FAQ
How to Select the Node and Partition for My Job
In your script, you must specify the following parameters:
#!/bin/bash
#SBATCH --nodelist=diufrd204 # Specify the node to use
#SBATCH --partition=GPU # Choose the partition (CPU or GPU)
#SBATCH --gres=gpu:1 # Specify the number of GPUs required
Currently, we have two options for partitions: CPU or GPU.
How Can I Accelerate the Execution of My Job?
If your job processes a large amount of data, performance may be affected by continuous data transfers between the master and compute nodes. In particular, if your job frequently reads small chunks of data, it can significantly slow down execution.

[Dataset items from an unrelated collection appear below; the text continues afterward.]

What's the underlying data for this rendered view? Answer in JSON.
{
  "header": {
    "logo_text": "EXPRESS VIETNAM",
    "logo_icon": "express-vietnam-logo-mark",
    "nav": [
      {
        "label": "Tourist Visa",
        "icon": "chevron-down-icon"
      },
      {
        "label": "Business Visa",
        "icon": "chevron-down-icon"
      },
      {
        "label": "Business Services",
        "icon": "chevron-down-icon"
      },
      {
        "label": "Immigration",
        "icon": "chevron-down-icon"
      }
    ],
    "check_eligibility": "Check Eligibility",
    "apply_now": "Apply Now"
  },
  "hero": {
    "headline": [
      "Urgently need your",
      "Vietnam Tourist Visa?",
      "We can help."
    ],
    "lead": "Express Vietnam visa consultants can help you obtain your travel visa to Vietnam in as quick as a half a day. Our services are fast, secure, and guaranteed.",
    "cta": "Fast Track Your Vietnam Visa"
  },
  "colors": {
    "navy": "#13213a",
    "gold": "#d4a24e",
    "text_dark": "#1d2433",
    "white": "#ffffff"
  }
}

To improve performance, you can copy your data from /HOME/<login>/ to the local /tmp/ directory on the compute node, and then process the data directly from /tmp/. This reduces data transfer overhead and can accelerate execution.
Important: Don’t forget to delete your data from /tmp/ after the job completes to avoid unnecessarily occupying space on the compute node.
Can I run my job directly on a compute node such as diufrd204?
Yes, but only for debugging purposes.
To fine-tune your jobs and scripts, you may run short tests directly on the compute node via SSH. However, in general, all scripts should be executed through the SLURM queue management system using sbatch or srun
Several of my jobs were cancelled unexpectedly after running for over 10 hours? the message "CANCELLED+ by root with ExitCode 0:0" in the output file.
My guess is that the Slurm master terminated these jobs because they were requesting more CPU or memory than specified. The computing node has limited amount of CPUs (threads) and memory, and it seems that at some point your jobs are requesting more resources than it is specified in the parameters of your job.
You can SSH into the node to monitor your script in real time (please set up your SSH key if you haven’t already). I recommend adjusting your job submission parameters accordingly.